Why? he asks a third time, and his eyes are so eloquent you are drowning in their words. He speaks with his eyes so much better than with his mouth, reminding you of the conclusion you drew one golden afternoon: he will always be heard even if he doesn't speak, if not through his eyes then through the gold of the sunlight. But he still speaks, albeit not as much, and you don't really mind because his voice is the music that you'll never tire to hear.

(and you pause to wonder if you should strike that from your mind, but you realize it's only you and him in this dying afternoon and perhaps one slip won't be noticed at all)

Underneath the ignored pain he is tired, you can see, so you sit on the grass so he can sit down too. He doesn't seem to notice, too intent on your unvoiced answer, so you grab his hand and force him to sit down with you.

(less roughly, almost gently, even if you don't know how it's done, because you've hurt him too many times to count and you don't want to do it again—)

You ignore his yelp even as they pierce through your chest.

(—because you don't want to hurt him anymore)

Wh—he starts, and you cut him off with a hand.

What do you think? you ask, and he's clearly unhappy, annoyed that you interrupted to throw a question back. You point to the distance so he won't take it wrongly, and he follows your finger because he will follow you to the end.

(and he's gone to hell and deeper to prove that to you)

You point to the west where the sun is setting.
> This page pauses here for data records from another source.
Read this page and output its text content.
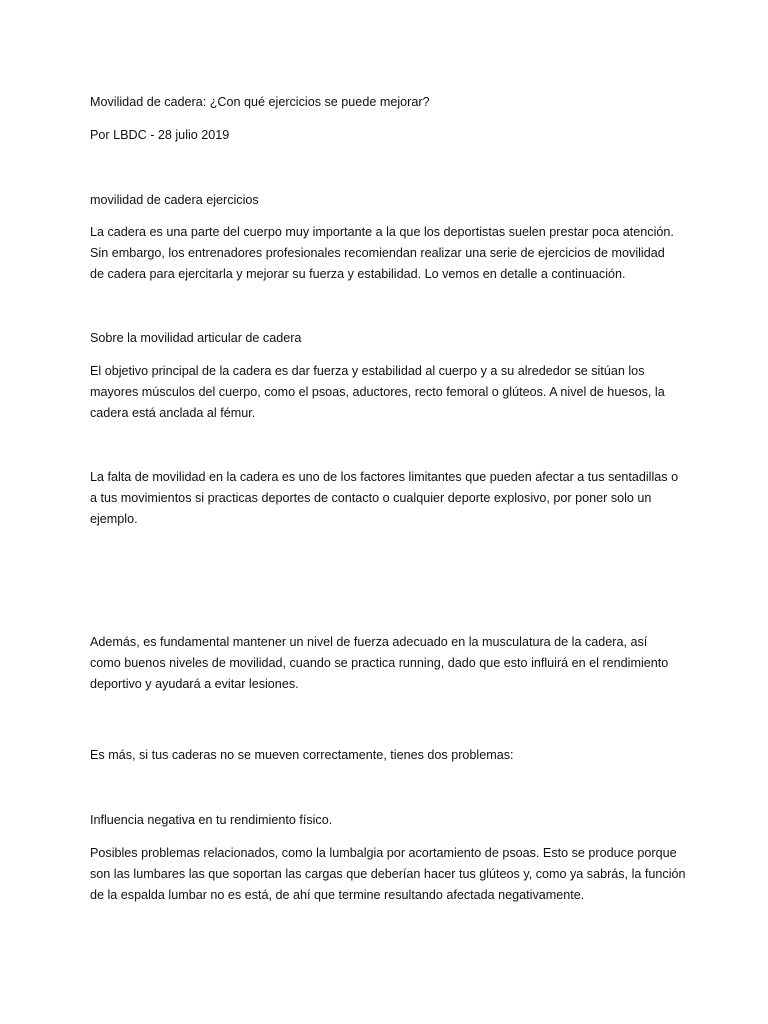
Movilidad de cadera: ¿Con qué ejercicios se puede mejorar?

Por LBDC - 28 julio 2019

movilidad de cadera ejercicios

La cadera es una parte del cuerpo muy importante a la que los deportistas suelen prestar poca atención.
Sin embargo, los entrenadores profesionales recomiendan realizar una serie de ejercicios de movilidad
de cadera para ejercitarla y mejorar su fuerza y estabilidad. Lo vemos en detalle a continuación.

Sobre la movilidad articular de cadera

El objetivo principal de la cadera es dar fuerza y estabilidad al cuerpo y a su alrededor se sitúan los
mayores músculos del cuerpo, como el psoas, aductores, recto femoral o glúteos. A nivel de huesos, la
cadera está anclada al fémur.

La falta de movilidad en la cadera es uno de los factores limitantes que pueden afectar a tus sentadillas o
a tus movimientos si practicas deportes de contacto o cualquier deporte explosivo, por poner solo un
ejemplo.

Además, es fundamental mantener un nivel de fuerza adecuado en la musculatura de la cadera, así
como buenos niveles de movilidad, cuando se practica running, dado que esto influirá en el rendimiento
deportivo y ayudará a evitar lesiones.

Es más, si tus caderas no se mueven correctamente, tienes dos problemas:

Influencia negativa en tu rendimiento físico.

Posibles problemas relacionados, como la lumbalgia por acortamiento de psoas. Esto se produce porque
son las lumbares las que soportan las cargas que deberían hacer tus glúteos y, como ya sabrás, la función
de la espalda lumbar no es está, de ahí que termine resultando afectada negativamente.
What do you think? you repeat, and there is no change in your tone—still even, still detached, still that shadow in its shadow and that darkness in its darkness. But he hears something else because he knows you're insisting, because you dislike repeating yourself and only do so when you need to. And it's a need, right now, this need for him to understand—it's a need so dire it catches your breath a second shy.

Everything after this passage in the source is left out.